Before starting the actual reading, the reader will typically try to elicit cooperation from the subject, saying something such as, "I often see images that are a bit unclear and which may sometimes mean more to you than to me; if you help, we can together uncover new things about you."


Techniques of Phony Psychics

How fake psychics scam their clients.

One of the most crucial elements of a convincing cold reading is a subject eager to make connections or reinterpret vague statements in any way that will help the reader appear to make specific predictions or intuitions.

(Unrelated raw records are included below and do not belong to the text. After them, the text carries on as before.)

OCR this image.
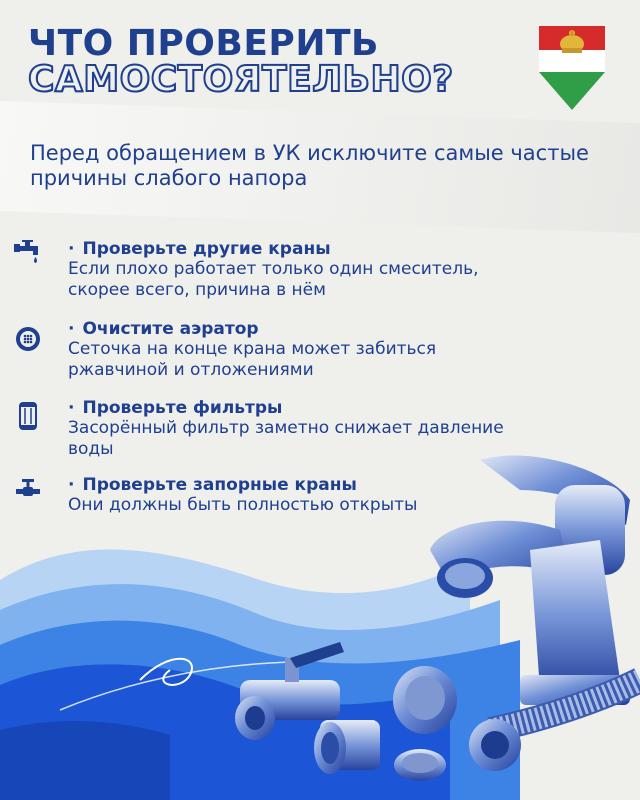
ЧТО ПРОВЕРИТЬ
САМОСТОЯТЕЛЬНО?

Перед обращением в УК исключите самые частые причины слабого напора

· Проверьте другие краны
Если плохо работает только один смеситель, скорее всего, причина в нём
· Очистите аэратор
Сеточка на конце крана может забиться ржавчиной и отложениями
· Проверьте фильтры
Засорённый фильтр заметно снижает давление воды
· Проверьте запорные краны
Они должны быть полностью открыты
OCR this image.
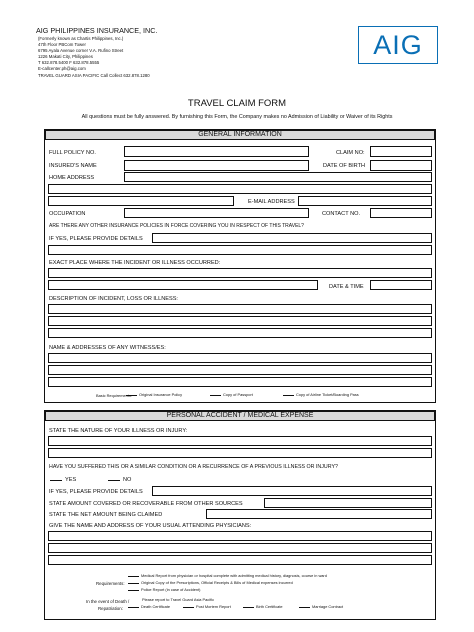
AIG PHILIPPINES INSURANCE, INC.
(Formerly known as Chartis Philippines, Inc.)
47th Floor PBCom Tower
6795 Ayala Avenue corner V.A. Rufino Street
1226 Makati City, Philippines
T 632.878.5400 F 632.878.5555
E-callcenter.ph@aig.com
TRAVEL GUARD ASIA PACIFIC Call Collect 632.878.1280
AIG
TRAVEL CLAIM FORM
All questions must be fully answered. By furnishing this Form, the Company makes no Admission of Liability or Waiver of its Rights
GENERAL INFORMATION
FULL POLICY NO.	CLAIM NO:
INSURED'S NAME	DATE OF BIRTH
HOME ADDRESS
E-MAIL ADDRESS
OCCUPATION	CONTACT NO.
ARE THERE ANY OTHER INSURANCE POLICIES IN FORCE COVERING YOU IN RESPECT OF THIS TRAVEL?
IF YES, PLEASE PROVIDE DETAILS
EXACT PLACE WHERE THE INCIDENT OR ILLNESS OCCURRED:
DATE & TIME
DESCRIPTION OF INCIDENT, LOSS OR ILLNESS:
NAME & ADDRESSES OF ANY WITNESS/ES:
Basic Requirements:	Original Insurance Policy	Copy of Passport	Copy of Airline Ticket/Boarding Pass
PERSONAL ACCIDENT / MEDICAL EXPENSE
STATE THE NATURE OF YOUR ILLNESS OR INJURY:
HAVE YOU SUFFERED THIS OR A SIMILAR CONDITION OR A RECURRENCE OF A PREVIOUS ILLNESS OR INJURY?
YES	NO
IF YES, PLEASE PROVIDE DETAILS
STATE AMOUNT COVERED OR RECOVERABLE FROM OTHER SOURCES
STATE THE NET AMOUNT BEING CLAIMED
GIVE THE NAME AND ADDRESS OF YOUR USUAL ATTENDING PHYSICIANS:
Requirements:
Medical Report from physician or hospital complete with admitting medical history, diagnosis, course in ward
Original Copy of the Prescriptions, Official Receipts & Bills of Medical expenses incurred
Police Report (in case of Accident)
In the event of Death /
Repatriation:
Please report to Travel Guard Asia Pacific
Death Certificate	Post Mortem Report	Birth Certificate	Marriage Contract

While the reader will do most of the talking, it is the subject who provides the meaning.

After determining that the subject is cooperative, the reader will make a number of probing statements or questions, typically using variations of the methods noted below.

The subject will then reveal further information with their replies (whether verbal or non-verbal) and the cold reader can continue from there, pursuing promising lines of inquiry and quickly abandoning or avoiding unproductive ones.

In general, while revelations seem to come from the reader, most of the facts and statements come from the subject, which are then refined and restated by the reader so as to reinforce the idea that the reader got something correct.

Subtle cues such as changes in facial expression or body language can indicate if a particular line of questioning is effective or not. Combining the techniques of cold reading with information obtained covertly (also called "hot reading") can leave a strong impression the reader knows or has access to a great deal of information about the subject.

Because the majority of time during a reading is spent dwelling on the "hits" the reader obtains, while the time spent recognizing "misses" is minimized, the effect gives an impression that the cold reader knows far more about the subject than an ordinary stranger could.